ハイドン/交響曲第73番 二長調「狩」
(Haydn : Symphony No.73 in D major,"La Chasse")

1780年、ハイドンは自作のオペラ「報われたまこと」第3幕の序曲を交響曲の終楽章として改作し、翌年に第1楽章から第3楽章までを書き下ろしてこの交響曲を完成したのですが、第4楽章は狩の場面を表す音楽であったため、自らスコアに「狩」と表記いたしました。ハイドン自身が交響曲にタイトルを与えた珍しい例でございます。
全曲は通常の4楽章で構成されておりますが、どの楽章もたいへん充実した音楽で、この時期ハイドンは自己のスタイルを確立し、自信をもって筆を進めているのがよくわかります。豊かな旋律性とベートーヴェンに通じるような動機労作の展開部をもつ第1楽章、チャーミングなメロディの第2楽章、そして全曲をピアニシモで結ぶという意表を突いた終楽章など、円熟期に入ったハイドンらしい仕掛けも満載でございます。

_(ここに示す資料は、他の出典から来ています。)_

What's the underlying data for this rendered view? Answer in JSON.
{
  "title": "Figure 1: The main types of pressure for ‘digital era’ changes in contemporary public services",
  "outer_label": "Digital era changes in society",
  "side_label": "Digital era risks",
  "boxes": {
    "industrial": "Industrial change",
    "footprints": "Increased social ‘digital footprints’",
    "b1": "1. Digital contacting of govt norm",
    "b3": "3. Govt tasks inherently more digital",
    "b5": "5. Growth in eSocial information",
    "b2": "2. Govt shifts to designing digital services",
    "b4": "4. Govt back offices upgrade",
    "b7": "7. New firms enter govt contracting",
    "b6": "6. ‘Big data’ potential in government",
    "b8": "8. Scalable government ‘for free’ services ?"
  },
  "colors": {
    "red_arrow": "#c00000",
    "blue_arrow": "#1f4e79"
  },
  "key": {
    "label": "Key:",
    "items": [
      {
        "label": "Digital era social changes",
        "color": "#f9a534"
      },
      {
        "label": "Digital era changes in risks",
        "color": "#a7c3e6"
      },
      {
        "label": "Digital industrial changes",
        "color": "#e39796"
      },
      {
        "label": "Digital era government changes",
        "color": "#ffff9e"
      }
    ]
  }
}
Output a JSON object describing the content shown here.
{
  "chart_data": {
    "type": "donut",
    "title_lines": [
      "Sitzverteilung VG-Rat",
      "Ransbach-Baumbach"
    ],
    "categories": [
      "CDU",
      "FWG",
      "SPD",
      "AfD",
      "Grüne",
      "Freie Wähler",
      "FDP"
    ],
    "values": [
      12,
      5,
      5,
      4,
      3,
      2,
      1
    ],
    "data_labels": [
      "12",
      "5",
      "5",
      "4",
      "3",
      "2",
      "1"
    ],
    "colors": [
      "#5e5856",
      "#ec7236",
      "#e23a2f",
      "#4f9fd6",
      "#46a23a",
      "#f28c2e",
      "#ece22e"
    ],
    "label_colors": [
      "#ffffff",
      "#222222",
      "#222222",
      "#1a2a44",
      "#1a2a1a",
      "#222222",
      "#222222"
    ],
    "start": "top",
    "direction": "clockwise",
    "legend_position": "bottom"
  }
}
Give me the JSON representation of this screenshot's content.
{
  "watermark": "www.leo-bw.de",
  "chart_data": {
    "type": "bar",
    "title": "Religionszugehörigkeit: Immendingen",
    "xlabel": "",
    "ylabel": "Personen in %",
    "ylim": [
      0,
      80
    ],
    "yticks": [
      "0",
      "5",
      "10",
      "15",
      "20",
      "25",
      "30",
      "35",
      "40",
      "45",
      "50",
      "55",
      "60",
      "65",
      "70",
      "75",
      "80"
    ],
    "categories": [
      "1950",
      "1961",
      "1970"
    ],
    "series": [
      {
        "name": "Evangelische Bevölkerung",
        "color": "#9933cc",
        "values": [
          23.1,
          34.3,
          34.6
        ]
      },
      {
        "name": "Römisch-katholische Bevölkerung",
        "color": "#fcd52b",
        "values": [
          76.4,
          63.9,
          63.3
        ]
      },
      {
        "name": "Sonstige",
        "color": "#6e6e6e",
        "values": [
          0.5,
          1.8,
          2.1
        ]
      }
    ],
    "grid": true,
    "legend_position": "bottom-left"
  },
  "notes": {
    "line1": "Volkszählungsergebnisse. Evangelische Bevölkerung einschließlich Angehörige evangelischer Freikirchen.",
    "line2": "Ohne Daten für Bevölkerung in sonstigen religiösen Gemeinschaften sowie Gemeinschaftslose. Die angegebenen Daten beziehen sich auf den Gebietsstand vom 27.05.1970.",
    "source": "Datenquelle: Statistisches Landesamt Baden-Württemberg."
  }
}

編曲はウルリヒ(Hugo Ulrich;1822〜1872)という人の手になるもので、四手のピアノ連弾のためにアレンジされております。
ピアノで演奏された交響曲第73番、お楽しみいただければ幸甚でございます。


交響曲第73番ニ長調「狩」・全曲連続再生 

第1楽章/アダージョ ― アレグロ(I. Adagio - Allegro) 
第2楽章/アンダンテ(II. Andante) 
第3楽章/メヌエット(III. Menuetto) 
第4楽章/フィナーレ:プレスト(IV. Finale : Presto) 
(2018.10.1〜10.11)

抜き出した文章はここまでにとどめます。